United States Air Force photo
There have been at least 555 confirmed cases of the highly contagious measles virus since January alone, prompting officials from the Centers for Disease Control and Prevention to call this sudden eruption the worst outbreak of the disease in nearly 20 years.

Sonali Kolhatkar | truthdig

The story about measles spreading across the U.S. is unfolding alongside a parallel and troubling trend of increased measles infection rates globally. The World Health Organization issued a report at the same time as the CDC, finding that measles cases worldwide have surged by nearly four times the average number in the first three months of the year.

But the national and global trends spin a tale of two separate realities.

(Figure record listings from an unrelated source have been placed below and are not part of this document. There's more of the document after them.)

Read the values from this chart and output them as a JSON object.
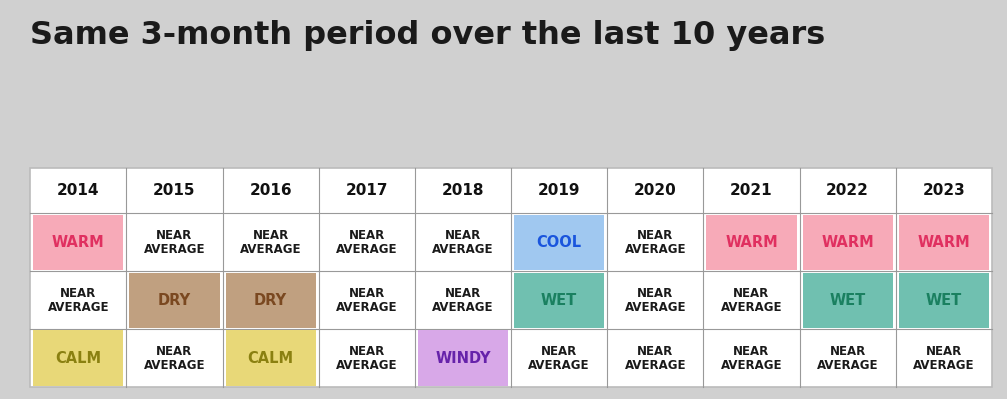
{
  "title": "Same 3-month period over the last 10 years",
  "background_color": "#d0d0d0",
  "table_background": "#ffffff",
  "years": [
    "2014",
    "2015",
    "2016",
    "2017",
    "2018",
    "2019",
    "2020",
    "2021",
    "2022",
    "2023"
  ],
  "rows": [
    {
      "cells": [
        {
          "text": "WARM",
          "bg": "#f7aab8",
          "fg": "#e03060",
          "bold": true
        },
        {
          "text": "NEAR\nAVERAGE",
          "bg": null,
          "fg": "#1a1a1a",
          "bold": true
        },
        {
          "text": "NEAR\nAVERAGE",
          "bg": null,
          "fg": "#1a1a1a",
          "bold": true
        },
        {
          "text": "NEAR\nAVERAGE",
          "bg": null,
          "fg": "#1a1a1a",
          "bold": true
        },
        {
          "text": "NEAR\nAVERAGE",
          "bg": null,
          "fg": "#1a1a1a",
          "bold": true
        },
        {
          "text": "COOL",
          "bg": "#a0c8f0",
          "fg": "#1a55dd",
          "bold": true
        },
        {
          "text": "NEAR\nAVERAGE",
          "bg": null,
          "fg": "#1a1a1a",
          "bold": true
        },
        {
          "text": "WARM",
          "bg": "#f7aab8",
          "fg": "#e03060",
          "bold": true
        },
        {
          "text": "WARM",
          "bg": "#f7aab8",
          "fg": "#e03060",
          "bold": true
        },
        {
          "text": "WARM",
          "bg": "#f7aab8",
          "fg": "#e03060",
          "bold": true
        }
      ]
    },
    {
      "cells": [
        {
          "text": "NEAR\nAVERAGE",
          "bg": null,
          "fg": "#1a1a1a",
          "bold": true
        },
        {
          "text": "DRY",
          "bg": "#c0a080",
          "fg": "#7a4820",
          "bold": true
        },
        {
          "text": "DRY",
          "bg": "#c0a080",
          "fg": "#7a4820",
          "bold": true
        },
        {
          "text": "NEAR\nAVERAGE",
          "bg": null,
          "fg": "#1a1a1a",
          "bold": true
        },
        {
          "text": "NEAR\nAVERAGE",
          "bg": null,
          "fg": "#1a1a1a",
          "bold": true
        },
        {
          "text": "WET",
          "bg": "#70c0b0",
          "fg": "#1a8060",
          "bold": true
        },
        {
          "text": "NEAR\nAVERAGE",
          "bg": null,
          "fg": "#1a1a1a",
          "bold": true
        },
        {
          "text": "NEAR\nAVERAGE",
          "bg": null,
          "fg": "#1a1a1a",
          "bold": true
        },
        {
          "text": "WET",
          "bg": "#70c0b0",
          "fg": "#1a8060",
          "bold": true
        },
        {
          "text": "WET",
          "bg": "#70c0b0",
          "fg": "#1a8060",
          "bold": true
        }
      ]
    },
    {
      "cells": [
        {
          "text": "CALM",
          "bg": "#e8d878",
          "fg": "#8a8010",
          "bold": true
        },
        {
          "text": "NEAR\nAVERAGE",
          "bg": null,
          "fg": "#1a1a1a",
          "bold": true
        },
        {
          "text": "CALM",
          "bg": "#e8d878",
          "fg": "#8a8010",
          "bold": true
        },
        {
          "text": "NEAR\nAVERAGE",
          "bg": null,
          "fg": "#1a1a1a",
          "bold": true
        },
        {
          "text": "WINDY",
          "bg": "#d8a8e8",
          "fg": "#6622aa",
          "bold": true
        },
        {
          "text": "NEAR\nAVERAGE",
          "bg": null,
          "fg": "#1a1a1a",
          "bold": true
        },
        {
          "text": "NEAR\nAVERAGE",
          "bg": null,
          "fg": "#1a1a1a",
          "bold": true
        },
        {
          "text": "NEAR\nAVERAGE",
          "bg": null,
          "fg": "#1a1a1a",
          "bold": true
        },
        {
          "text": "NEAR\nAVERAGE",
          "bg": null,
          "fg": "#1a1a1a",
          "bold": true
        },
        {
          "text": "NEAR\nAVERAGE",
          "bg": null,
          "fg": "#1a1a1a",
          "bold": true
        }
      ]
    }
  ]
}
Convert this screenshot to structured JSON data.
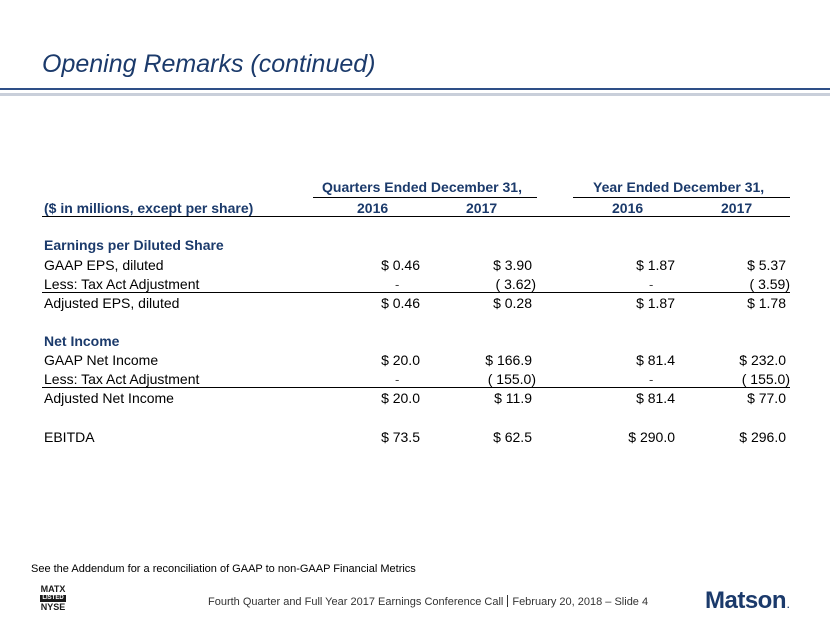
{
  "slide": {
    "title": "Opening Remarks (continued)"
  },
  "table": {
    "group_quarters": "Quarters Ended December 31,",
    "group_year": "Year Ended December 31,",
    "label_header": "($ in millions, except per share)",
    "col_q2016": "2016",
    "col_q2017": "2017",
    "col_y2016": "2016",
    "col_y2017": "2017",
    "section_eps": "Earnings per Diluted Share",
    "section_ni": "Net Income",
    "rows": [
      {
        "label": "GAAP EPS, diluted",
        "q2016": "$ 0.46",
        "q2017": "$ 3.90",
        "y2016": "$ 1.87",
        "y2017": "$ 5.37"
      },
      {
        "label": "Less: Tax Act Adjustment",
        "q2016": "-",
        "q2017": "( 3.62)",
        "y2016": "-",
        "y2017": "( 3.59)"
      },
      {
        "label": "Adjusted EPS, diluted",
        "q2016": "$ 0.46",
        "q2017": "$ 0.28",
        "y2016": "$ 1.87",
        "y2017": "$ 1.78"
      },
      {
        "label": "GAAP Net Income",
        "q2016": "$ 20.0",
        "q2017": "$ 166.9",
        "y2016": "$ 81.4",
        "y2017": "$ 232.0"
      },
      {
        "label": "Less: Tax Act Adjustment",
        "q2016": "-",
        "q2017": "( 155.0)",
        "y2016": "-",
        "y2017": "( 155.0)"
      },
      {
        "label": "Adjusted Net Income",
        "q2016": "$ 20.0",
        "q2017": "$ 11.9",
        "y2016": "$ 81.4",
        "y2017": "$ 77.0"
      },
      {
        "label": "EBITDA",
        "q2016": "$ 73.5",
        "q2017": "$ 62.5",
        "y2016": "$ 290.0",
        "y2017": "$ 296.0"
      }
    ]
  },
  "footnote": "See the Addendum for a reconciliation of GAAP to non-GAAP Financial Metrics",
  "footer": {
    "event": "Fourth Quarter and Full Year 2017 Earnings Conference Call",
    "date_slide": "February 20, 2018 – Slide 4"
  },
  "logos": {
    "nyse_top": "MATX",
    "nyse_mid": "LISTED",
    "nyse_bottom": "NYSE",
    "brand": "Matson",
    "brand_mark": "."
  },
  "colors": {
    "title": "#1b3a6b",
    "header": "#1b3a6b",
    "rule": "#2e4f87"
  }
}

An irrational fear of vaccines among well-educated and largely white Americans has fueled an utterly preventable and dangerous disease that had been considered “eliminated” by scientists. Reuters explained that “[a] growing and vocal fringe of parents in the United States oppose measles vaccines believing, contrary to scientific evidence, that ingredients in the vaccines can cause autism or other disorders.” Michelle M. Mello, a professor of law at Stanford Law School and a professor of health research and policy at the Stanford University School of Medicine explained to me in an interview that while there have been pockets of low vaccination rates in minority communities—like Somali Americans in Minnesota or Orthodox Jews in New York City—“On a national level, overwhelmingly, the demographic is educated, relatively affluent white families” that are choosing not to vaccinate their children. The epicenters of measles outbreaks are in liberal states such as California, New York, Oregon and Washington.